A friend sent me this week a short writing by a Catholic nun who directs a homeless shelter and soup kitchen in Erie, PA. When asked what wisdom guided her, she said it was the simple belief that every person is inherently good. Humility brings me to a similar conclusion – we are all one among many and both beautiful and flawed. While it is much easier to see your flaws and my beauty, humility invites me to turn the mirror to say “Yep, I’ve done things that reinforce inequality among races. I am an imperfect person like everyone else.”

It takes courage to pay attention to my own behaviors and thoughts – to see and notice – and then to intentionally choose to change. Courage is required to pause, to take a breath, to connect to our higher or better selves or intuition/spirit and ask what is going on here? What is the loving thing to do?

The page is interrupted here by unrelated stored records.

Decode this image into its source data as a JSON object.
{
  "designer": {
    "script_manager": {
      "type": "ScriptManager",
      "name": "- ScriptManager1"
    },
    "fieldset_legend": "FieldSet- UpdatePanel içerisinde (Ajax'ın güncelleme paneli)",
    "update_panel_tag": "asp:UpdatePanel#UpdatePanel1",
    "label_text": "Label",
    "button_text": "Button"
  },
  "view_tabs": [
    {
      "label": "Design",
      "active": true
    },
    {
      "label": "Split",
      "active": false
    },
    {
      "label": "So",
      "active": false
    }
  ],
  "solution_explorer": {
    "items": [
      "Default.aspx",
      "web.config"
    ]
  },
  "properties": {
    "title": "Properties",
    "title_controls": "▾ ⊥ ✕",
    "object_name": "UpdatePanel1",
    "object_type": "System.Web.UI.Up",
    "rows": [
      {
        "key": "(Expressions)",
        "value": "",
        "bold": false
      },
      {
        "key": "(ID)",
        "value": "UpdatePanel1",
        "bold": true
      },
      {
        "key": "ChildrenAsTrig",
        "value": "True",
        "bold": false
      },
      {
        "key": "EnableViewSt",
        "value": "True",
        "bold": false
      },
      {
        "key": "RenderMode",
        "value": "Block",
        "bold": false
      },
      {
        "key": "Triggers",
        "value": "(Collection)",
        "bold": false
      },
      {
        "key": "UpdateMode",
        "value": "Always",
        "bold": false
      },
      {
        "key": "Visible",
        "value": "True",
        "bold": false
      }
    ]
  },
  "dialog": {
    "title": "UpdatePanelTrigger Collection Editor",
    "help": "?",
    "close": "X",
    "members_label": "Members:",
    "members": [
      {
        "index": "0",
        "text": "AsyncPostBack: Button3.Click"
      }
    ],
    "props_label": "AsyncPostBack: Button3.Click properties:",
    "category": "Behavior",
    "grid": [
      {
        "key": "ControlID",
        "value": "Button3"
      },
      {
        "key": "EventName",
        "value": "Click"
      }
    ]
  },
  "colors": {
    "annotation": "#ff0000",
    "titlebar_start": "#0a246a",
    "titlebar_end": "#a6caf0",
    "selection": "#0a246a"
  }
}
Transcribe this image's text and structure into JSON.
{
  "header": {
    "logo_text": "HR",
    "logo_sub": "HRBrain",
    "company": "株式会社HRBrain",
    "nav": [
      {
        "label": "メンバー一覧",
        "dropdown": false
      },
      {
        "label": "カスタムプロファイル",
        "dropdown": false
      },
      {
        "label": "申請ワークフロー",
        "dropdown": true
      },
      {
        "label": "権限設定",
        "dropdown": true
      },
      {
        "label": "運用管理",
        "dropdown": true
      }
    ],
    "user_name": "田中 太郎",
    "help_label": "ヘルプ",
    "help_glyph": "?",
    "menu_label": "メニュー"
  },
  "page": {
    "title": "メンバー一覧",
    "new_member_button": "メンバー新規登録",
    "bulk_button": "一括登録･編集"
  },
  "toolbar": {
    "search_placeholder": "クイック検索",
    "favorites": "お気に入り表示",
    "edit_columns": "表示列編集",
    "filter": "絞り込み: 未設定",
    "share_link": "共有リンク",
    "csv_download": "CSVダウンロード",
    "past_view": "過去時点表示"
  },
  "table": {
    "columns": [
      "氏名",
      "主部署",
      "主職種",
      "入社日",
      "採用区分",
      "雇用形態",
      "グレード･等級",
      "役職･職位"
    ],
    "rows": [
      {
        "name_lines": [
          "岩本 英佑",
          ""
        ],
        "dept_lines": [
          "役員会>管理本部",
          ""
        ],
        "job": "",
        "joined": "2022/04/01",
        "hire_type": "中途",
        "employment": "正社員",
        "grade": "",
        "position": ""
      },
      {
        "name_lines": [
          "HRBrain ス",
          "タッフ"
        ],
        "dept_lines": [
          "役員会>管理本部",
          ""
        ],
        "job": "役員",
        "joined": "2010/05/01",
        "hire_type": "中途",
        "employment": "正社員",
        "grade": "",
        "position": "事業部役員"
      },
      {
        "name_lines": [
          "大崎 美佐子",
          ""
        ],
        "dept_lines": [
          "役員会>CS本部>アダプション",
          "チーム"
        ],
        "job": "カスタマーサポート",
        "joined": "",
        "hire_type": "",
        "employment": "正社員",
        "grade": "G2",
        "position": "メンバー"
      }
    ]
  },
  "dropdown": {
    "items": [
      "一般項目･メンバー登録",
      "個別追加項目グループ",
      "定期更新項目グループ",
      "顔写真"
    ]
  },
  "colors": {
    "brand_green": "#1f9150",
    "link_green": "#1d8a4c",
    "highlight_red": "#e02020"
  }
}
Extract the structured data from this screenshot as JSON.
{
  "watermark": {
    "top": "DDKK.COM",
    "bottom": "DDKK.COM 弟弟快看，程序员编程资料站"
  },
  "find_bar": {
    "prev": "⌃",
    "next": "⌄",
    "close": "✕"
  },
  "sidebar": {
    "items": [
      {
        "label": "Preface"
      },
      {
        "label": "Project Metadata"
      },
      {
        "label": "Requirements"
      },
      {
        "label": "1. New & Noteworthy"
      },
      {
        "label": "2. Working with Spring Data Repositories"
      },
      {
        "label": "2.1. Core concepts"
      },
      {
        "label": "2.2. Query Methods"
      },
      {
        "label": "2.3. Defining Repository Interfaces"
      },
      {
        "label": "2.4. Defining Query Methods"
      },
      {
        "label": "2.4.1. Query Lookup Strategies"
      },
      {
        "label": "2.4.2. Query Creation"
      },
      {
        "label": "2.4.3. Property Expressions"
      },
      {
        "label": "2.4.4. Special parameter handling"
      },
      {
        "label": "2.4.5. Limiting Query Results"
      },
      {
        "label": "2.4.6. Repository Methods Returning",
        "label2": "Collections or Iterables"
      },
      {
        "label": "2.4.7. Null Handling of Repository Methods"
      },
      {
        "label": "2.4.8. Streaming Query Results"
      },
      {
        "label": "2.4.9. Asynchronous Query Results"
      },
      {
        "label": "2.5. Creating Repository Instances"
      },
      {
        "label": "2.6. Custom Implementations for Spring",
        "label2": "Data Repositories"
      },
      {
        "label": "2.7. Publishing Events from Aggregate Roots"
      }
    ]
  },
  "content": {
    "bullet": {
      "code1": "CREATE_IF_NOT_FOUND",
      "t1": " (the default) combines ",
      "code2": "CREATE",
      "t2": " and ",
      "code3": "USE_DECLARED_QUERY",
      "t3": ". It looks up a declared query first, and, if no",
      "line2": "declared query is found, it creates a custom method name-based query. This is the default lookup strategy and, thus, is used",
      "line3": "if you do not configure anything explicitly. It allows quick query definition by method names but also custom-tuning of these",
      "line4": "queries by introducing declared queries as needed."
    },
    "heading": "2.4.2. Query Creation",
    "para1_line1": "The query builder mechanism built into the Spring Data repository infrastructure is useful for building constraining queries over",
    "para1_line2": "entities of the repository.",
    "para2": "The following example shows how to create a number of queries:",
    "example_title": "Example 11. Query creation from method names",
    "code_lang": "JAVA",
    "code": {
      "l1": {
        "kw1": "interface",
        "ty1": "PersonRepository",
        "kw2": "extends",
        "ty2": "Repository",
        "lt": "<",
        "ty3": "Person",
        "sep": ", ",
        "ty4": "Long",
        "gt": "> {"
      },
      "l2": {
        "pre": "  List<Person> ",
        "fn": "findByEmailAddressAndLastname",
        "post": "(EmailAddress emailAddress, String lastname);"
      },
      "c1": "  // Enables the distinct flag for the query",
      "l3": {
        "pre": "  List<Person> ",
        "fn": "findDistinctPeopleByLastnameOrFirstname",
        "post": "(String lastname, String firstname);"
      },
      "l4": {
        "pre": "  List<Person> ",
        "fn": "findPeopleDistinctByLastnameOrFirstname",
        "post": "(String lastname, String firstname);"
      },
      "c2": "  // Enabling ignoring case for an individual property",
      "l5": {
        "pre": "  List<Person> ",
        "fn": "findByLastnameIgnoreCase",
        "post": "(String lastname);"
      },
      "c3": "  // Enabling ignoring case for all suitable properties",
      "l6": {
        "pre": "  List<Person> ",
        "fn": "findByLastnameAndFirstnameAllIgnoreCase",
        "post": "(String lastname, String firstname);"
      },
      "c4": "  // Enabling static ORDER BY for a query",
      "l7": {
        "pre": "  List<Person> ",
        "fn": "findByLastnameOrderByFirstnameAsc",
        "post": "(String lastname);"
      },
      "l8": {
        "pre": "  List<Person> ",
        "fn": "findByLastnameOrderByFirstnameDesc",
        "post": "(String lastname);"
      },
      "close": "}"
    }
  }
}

Because our white culture is the dominant culture and we try to hold on to our power and “in charge” status, it takes a lot of stamina to stay attentive to letting go of the “good-bad binary” about racism and to change our own behaviors and the systems and organizations that perpetuate racism. For more information on seeing whiteness for anti-racist actions, go to:

https://docs.google.com/document/d/15s2kQxfWHrHk_5tO2ylSiIy6WmSmpeAaXYRXOSqd3zw/edit?usp=sharing


[1] DiAngelo, Robin, White Fragility. Beacon Press, Boston Massachusetts, 2018, p. 72.

4 Comments

  1. tuck

    Tom,
    I like this. WE should send it out to everyone in our racial conversations before the December meeting as one of the talking points. tuck

    • Tom Adams

      Thanks Tuck, glad you liked it. Let’s talk it over when we talk with Joe on 10th. Tom

  2. sally mac

    I like what your Erie friend says about our inherent goodness. Jon Meachem writes that A. Lincoln was a sinner who did saintly things. I can do more saintly things if I realize that Every one is capable of that same journey. Thx for the reminder!

    • Tom Adams

      Thanks Sally, yes we never rise above human and we are all graced.